Although one possible long term solution to the problem is a better vaccine, in the short term, the major reliance will be on chemotherapy [9] requiring the development of novel, effective and non-toxic antitubercular agents [9], [10], [11]. The identification of novel target sites will also be needed to circumvent the problems associated with the increasing occurrence of multi-drug resistant strains. To do this, biochemical pathways specific to the mycobacteria and related organisms' disease cycle must be better understood. Many unique metabolic processes occur during the biosynthesis of mycobacterial cell wall components [12]. One of these attractive targets for the rational design of new antitubercular agents are the mycolic acids, the major components of the cell wall of M. tuberculosis [13].

Mycolic acids are high molecular weight C74–C90 α-alkyl, β-hydroxy fatty acids covalently linked to arabino-galactan [13], [14], [15]. They represent the major lipid components of the mycobacterial cell walls and are unique to mycobacteria and related species [16]. Enzymes that comprise the fatty acid synthetase (FAS) complex responsible for fatty acid biosynthesis are considered ideal targets for designing new antibacterial agents.

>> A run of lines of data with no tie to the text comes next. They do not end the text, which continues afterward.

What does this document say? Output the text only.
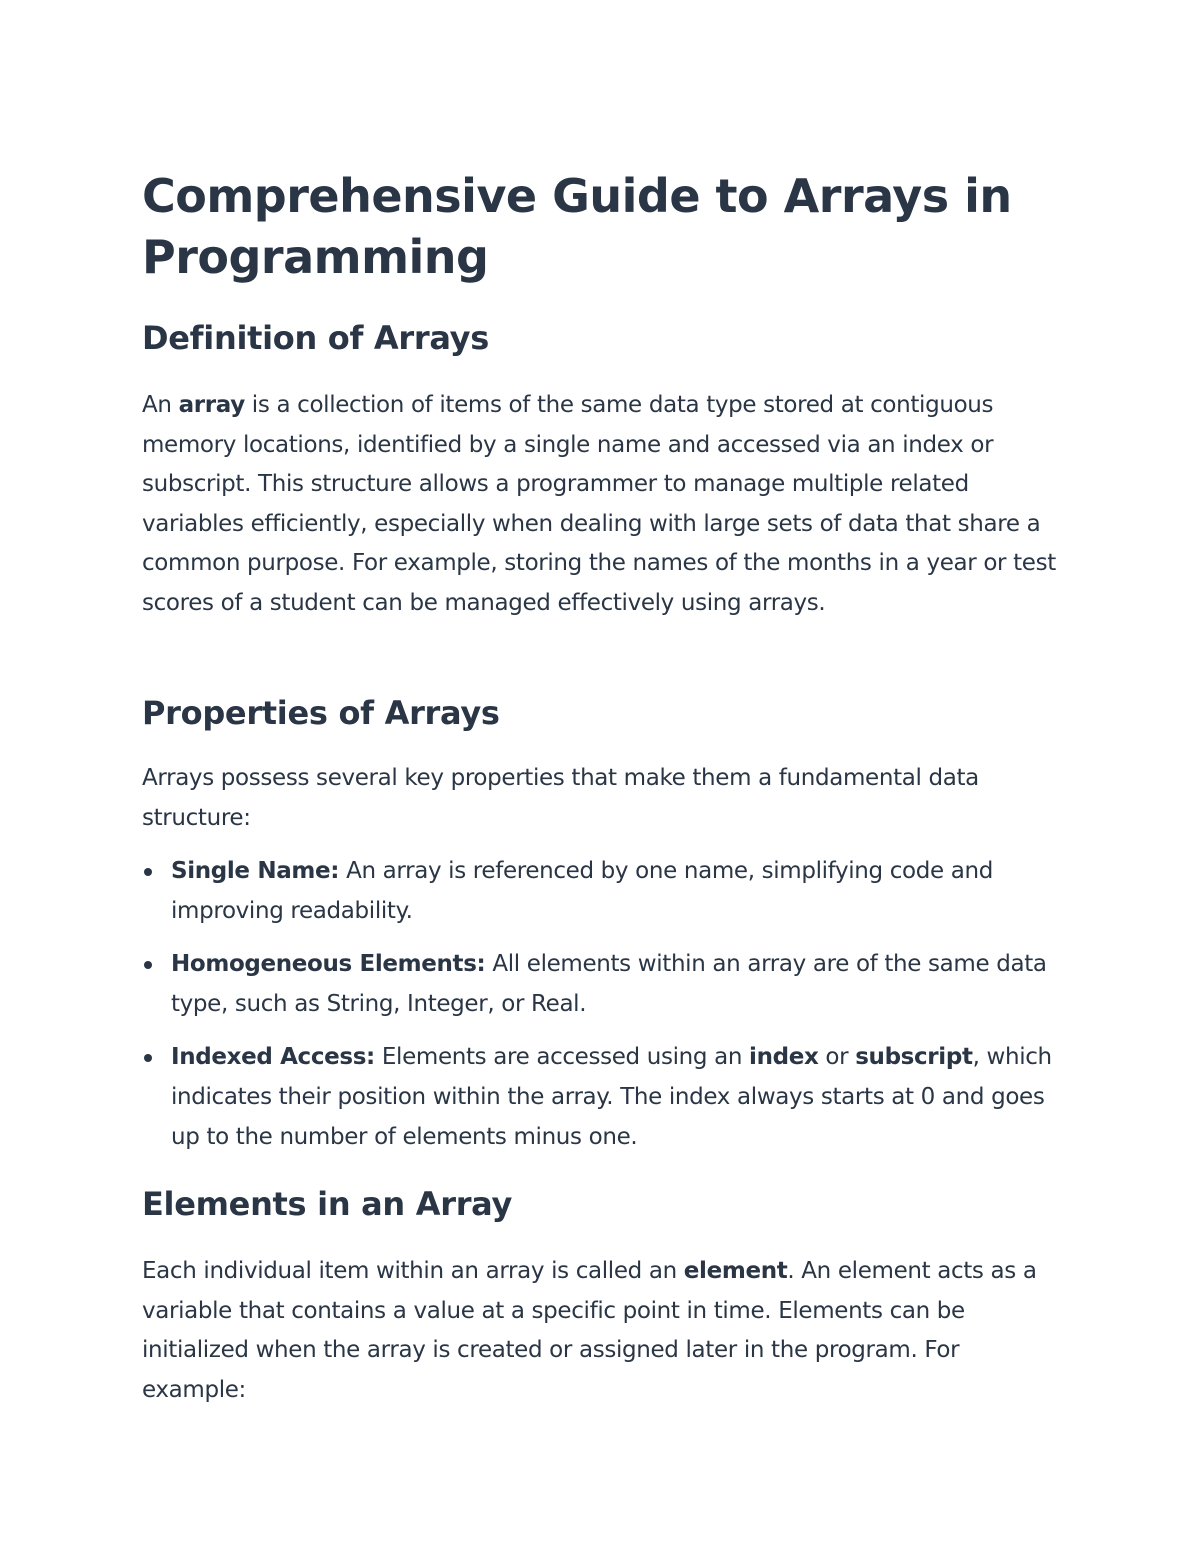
Comprehensive Guide to Arrays in Programming
Definition of Arrays

An array is a collection of items of the same data type stored at contiguous memory locations, identified by a single name and accessed via an index or subscript. This structure allows a programmer to manage multiple related variables efficiently, especially when dealing with large sets of data that share a common purpose. For example, storing the names of the months in a year or test scores of a student can be managed effectively using arrays.

Properties of Arrays

Arrays possess several key properties that make them a fundamental data structure:

Single Name: An array is referenced by one name, simplifying code and improving readability.
Homogeneous Elements: All elements within an array are of the same data type, such as String, Integer, or Real.
Indexed Access: Elements are accessed using an index or subscript, which indicates their position within the array. The index always starts at 0 and goes up to the number of elements minus one.
Elements in an Array

Each individual item within an array is called an element. An element acts as a variable that contains a value at a specific point in time. Elements can be initialized when the array is created or assigned later in the program. For example:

Enoyl-ACP reductase (ENR) is a key regulatory enzyme in fatty acid elongation, and it catalyses the NADH-dependent stereospecific reduction of α,β-unsaturated fatty acids bound to the acyl carrier protein [17], [18], [19]. Two studies have shown that 5-chloro-pyrazinamide (5-Cl-PZA) [20], [21] and pyrazinamide (PZA) [21] inhibit M. tuberculosis FAS I, indicating that FAS I is also a good drug target.

The diphenyl ether, triclosan 5-chloro-2-(2,4-dichloro-phenoxy) phenol ether, is a broad-spectrum biocide that has been used for over 30 years mainly as a component of antimicrobial wash in consumer products such as toothpastes, mouthwashes, deodarant soaps, lotions, children toys and cutting boards [22].

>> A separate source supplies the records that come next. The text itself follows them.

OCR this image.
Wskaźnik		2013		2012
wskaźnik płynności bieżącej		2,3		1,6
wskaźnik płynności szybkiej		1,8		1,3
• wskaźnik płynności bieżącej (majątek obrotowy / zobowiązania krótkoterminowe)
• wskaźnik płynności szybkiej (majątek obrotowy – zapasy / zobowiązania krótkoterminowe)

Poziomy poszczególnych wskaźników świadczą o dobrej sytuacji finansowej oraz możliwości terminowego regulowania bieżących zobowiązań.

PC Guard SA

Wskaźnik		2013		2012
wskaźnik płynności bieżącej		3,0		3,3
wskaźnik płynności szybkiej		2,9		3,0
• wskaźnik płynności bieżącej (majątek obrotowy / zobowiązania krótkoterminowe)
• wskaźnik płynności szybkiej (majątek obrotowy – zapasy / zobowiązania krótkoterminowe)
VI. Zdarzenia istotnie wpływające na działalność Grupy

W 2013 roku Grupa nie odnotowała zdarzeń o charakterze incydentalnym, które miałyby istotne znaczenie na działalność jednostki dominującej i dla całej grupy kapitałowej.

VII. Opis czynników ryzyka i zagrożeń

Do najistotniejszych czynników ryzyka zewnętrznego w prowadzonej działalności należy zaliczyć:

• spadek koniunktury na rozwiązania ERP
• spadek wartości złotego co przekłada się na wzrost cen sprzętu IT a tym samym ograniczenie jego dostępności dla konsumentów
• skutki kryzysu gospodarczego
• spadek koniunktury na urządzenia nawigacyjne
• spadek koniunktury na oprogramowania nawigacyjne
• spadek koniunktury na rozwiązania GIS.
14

Until recently, it was thought that triclosan, being a relatively small hydrophobic molecule, was absorbed via diffusion into the bacterial cell wall and that its antibacterial activity was the result of a non-specific disruption of the organism's cell wall [23], [24]. However, the first evidence that this diphenyl ether inhibits fatty acid biosynthesis came when a genetic analysis of an Escherichia coli strain resistant to triclosan linked the resistance to the FabI gene which encodes for ENR [25]. Subsequently extensive biochemical and structural studies have been performed to confirm that triclosan is a specific inhibitor of E. coli ENR [18], [26], [27], [28]. Triclosan also directly inhibits ENR from Staphylococcus aureus [29], Haemophilus influenzae [30], M. tuberculosis and Mycobacterium smegmatis (encoded by InhA) [31], [32], [33] and Plasmodium falciparum, the malarial parasite [34], [35], [36]. The common theme in the inhibition of ENRs by triclosan is the requirement of the NAD⁺ cofactor. The interaction of triclosan with ENR is stabilized by the π–π stacking interaction between the hydroxyl chloro phenyl ring (ring A in Fig. 1) and the hydroxyl group of a tyrosine from hydrogen bonding interactions with the hydroxyl group of triclosan. Ring B of triclosan makes several hydrophobic contacts with ENR. The ether oxygen of triclosan may also be critical in the formation of the stable ENR–triclosan–NAD⁺ complex, since the replacement of the group by a sulfur atom abolishes the inhibitory activity [26].